New Rep's "Cardboard Piano": In Need of Fine Tuning

Rachel Cognata & Marge Dunn in "Cardboard Piano"
(photo: Andrew Brilliant/Brilliant Pictures)

Cardboard Piano by South Korean playwright Hansol Jung, the current production by New Rep Watertown in its New England premiere, is set in its first act in Northern Uganda at the turn of the millennium (facts not noted in the program but only gradually revealed in the course of the performance). It begins with a meeting of a local Ugandan girl, Adiel (Rachel Cognata) and Chris (Marge Dunn), the daughter of American missionaries. Both are teenagers (though the actresses who portray them obviously are not), whose lesbian love story has developed in secret during the growing civil war. Just as they have completed their vows in their private ceremony, they are interrupted by the arrival of an escaping child soldier Pika (Marc Pierre) and a gun-bearing Soldier (Michael Ofori) hunting him. The first act ends tragically, though predictably.

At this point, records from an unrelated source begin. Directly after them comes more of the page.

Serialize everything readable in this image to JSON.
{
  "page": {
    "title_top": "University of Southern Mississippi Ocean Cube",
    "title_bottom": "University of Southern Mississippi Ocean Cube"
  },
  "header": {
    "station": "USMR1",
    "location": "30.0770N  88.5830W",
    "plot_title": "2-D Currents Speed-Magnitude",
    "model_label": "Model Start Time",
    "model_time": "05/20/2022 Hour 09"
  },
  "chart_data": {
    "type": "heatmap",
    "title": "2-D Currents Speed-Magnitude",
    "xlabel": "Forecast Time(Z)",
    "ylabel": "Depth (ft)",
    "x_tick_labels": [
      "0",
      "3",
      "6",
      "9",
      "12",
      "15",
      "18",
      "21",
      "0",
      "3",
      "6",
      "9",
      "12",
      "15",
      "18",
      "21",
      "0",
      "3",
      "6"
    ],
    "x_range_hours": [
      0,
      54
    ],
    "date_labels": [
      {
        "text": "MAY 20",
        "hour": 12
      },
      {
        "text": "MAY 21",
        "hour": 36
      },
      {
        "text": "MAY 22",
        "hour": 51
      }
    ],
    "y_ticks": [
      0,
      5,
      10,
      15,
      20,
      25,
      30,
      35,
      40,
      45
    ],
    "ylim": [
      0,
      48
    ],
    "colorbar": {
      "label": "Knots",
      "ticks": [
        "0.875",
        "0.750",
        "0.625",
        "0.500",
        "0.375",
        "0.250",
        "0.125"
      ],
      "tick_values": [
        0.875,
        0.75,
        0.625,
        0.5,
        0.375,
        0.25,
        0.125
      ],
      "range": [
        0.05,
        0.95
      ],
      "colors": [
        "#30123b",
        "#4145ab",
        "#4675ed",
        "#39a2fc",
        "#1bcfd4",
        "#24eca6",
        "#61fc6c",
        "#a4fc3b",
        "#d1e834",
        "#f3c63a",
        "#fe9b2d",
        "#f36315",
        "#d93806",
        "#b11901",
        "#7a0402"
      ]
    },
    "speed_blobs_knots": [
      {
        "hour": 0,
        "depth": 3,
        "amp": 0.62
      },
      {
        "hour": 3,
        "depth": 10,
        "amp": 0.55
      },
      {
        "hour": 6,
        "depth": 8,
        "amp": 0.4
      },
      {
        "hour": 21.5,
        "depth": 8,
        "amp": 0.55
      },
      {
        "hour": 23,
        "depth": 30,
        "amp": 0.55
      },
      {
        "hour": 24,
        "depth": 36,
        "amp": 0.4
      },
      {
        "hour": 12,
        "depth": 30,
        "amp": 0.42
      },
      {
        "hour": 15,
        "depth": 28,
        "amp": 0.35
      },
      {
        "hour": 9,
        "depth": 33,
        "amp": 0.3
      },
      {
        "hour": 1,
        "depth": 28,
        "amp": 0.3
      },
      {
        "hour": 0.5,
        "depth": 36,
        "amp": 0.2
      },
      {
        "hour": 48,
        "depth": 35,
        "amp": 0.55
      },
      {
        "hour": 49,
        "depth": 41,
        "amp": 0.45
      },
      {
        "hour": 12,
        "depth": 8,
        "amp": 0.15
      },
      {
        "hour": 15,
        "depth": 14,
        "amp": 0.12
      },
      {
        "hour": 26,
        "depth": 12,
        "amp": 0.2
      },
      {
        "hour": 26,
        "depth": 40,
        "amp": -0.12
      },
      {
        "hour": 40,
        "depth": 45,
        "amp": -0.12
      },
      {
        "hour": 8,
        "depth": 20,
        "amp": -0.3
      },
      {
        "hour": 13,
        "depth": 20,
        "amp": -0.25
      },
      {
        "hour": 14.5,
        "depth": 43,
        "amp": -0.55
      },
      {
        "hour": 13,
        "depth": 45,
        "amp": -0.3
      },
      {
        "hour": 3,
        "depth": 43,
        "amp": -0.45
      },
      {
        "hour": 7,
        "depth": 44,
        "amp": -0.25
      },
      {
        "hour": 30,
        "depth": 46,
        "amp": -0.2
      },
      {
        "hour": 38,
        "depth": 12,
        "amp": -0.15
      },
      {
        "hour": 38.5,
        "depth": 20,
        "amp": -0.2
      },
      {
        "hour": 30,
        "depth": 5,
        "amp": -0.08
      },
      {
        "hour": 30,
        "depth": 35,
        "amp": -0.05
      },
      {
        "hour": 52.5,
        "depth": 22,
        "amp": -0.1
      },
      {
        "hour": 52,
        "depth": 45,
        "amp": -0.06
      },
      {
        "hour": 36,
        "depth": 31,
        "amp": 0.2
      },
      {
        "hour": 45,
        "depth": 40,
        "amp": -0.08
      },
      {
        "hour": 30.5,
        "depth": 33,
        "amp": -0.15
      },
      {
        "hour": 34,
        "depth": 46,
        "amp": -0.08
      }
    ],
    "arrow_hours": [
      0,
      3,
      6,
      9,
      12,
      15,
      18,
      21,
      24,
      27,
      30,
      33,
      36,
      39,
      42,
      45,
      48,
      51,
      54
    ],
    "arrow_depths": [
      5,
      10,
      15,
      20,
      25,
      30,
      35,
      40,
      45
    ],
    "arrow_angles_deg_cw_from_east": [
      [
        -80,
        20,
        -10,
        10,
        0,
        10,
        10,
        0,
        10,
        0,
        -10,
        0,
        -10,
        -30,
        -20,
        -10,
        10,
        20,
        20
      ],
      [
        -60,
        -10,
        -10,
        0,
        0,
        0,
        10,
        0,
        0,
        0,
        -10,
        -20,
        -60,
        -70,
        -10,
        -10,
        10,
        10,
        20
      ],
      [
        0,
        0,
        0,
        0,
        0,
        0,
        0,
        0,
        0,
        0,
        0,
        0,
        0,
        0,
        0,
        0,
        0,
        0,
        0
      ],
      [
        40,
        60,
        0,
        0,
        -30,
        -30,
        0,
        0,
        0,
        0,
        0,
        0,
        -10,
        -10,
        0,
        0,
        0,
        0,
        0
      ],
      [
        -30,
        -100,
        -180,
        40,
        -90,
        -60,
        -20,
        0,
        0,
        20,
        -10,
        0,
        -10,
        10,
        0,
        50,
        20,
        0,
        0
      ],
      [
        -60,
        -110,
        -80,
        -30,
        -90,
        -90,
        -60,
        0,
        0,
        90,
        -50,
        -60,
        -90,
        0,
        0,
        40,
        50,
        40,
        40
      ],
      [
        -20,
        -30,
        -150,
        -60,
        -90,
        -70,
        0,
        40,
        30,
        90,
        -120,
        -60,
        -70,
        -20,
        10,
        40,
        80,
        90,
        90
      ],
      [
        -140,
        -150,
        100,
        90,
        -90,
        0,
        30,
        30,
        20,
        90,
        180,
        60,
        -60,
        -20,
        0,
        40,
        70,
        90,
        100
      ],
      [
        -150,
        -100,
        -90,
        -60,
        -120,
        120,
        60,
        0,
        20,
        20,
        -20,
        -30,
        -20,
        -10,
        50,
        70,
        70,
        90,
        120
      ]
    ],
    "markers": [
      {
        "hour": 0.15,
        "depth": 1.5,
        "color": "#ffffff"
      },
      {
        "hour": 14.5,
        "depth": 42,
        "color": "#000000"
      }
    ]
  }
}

Michael Ofori in "Cardboard Piano"
(photo: Andrew Brilliant/Brilliant Pictures)

The second act takes place some fifteen years later in the same locale (again no program note reveals this); several of the characters are eventually shown to be connected to one another, namely a subsequent pastor, Paul (Ofori again) and his wife Ruth (Cognata again) as well as a young gay congregant, Francis (Pierre again). As the play winds down, we are presented with the fact that there still exist deep roots of hate and bigotry, especially with regard to homophobia, while we also experience the discovery of the power of forgiveness. That's about as specific as one can be without giving away some crucial plot points.

Marge Dunn, Marc Pierre & Rachel Cognata in "Cardboard Piano"
(photo: Andrew Brilliant/Brilliant Pictures)

The arc of the play, over two hours, needs some fine tuning, especially to engage sooner with the audience, as the characters and their issues are revealed. As Directed by Benny Sato Ambush, the four actors who comprise the entire cast manage with varying degrees of success to convey their conflicts. Of the seven roles portrayed in this mounting, the most memorable is that of Cognata's depiction of Ruth, who ably expresses her growing realization of what has occurred in the past that is so profoundly echoed in the present. With respect to the creative team's contributions, the clever Scenic Design is by Jon Savage, with Costume Design by Leslie Held, Lighting Design by Scott Pinkney and Sound Design by Dewey Dellay.

Marge Dunn & Michael Ofori in "Cardboard Piano"
(photo: Andrew Brilliant/Brilliant Pictures)

Though occasionally encumbered by what might be viewed as rookie missteps for this young playwright (whose thesis project at Yale School of Drama was this work), there are important spiritual crises dealt with here. It's unfortunate that they are at least in part diminished by some coincidences that skirt the parameters of credulity. Whatever its shortcomings, it asks a few fundamental questions, one of which Director Sato Ambush demands in his own program notes: “What kind of God believes some of His creation are born wrong”?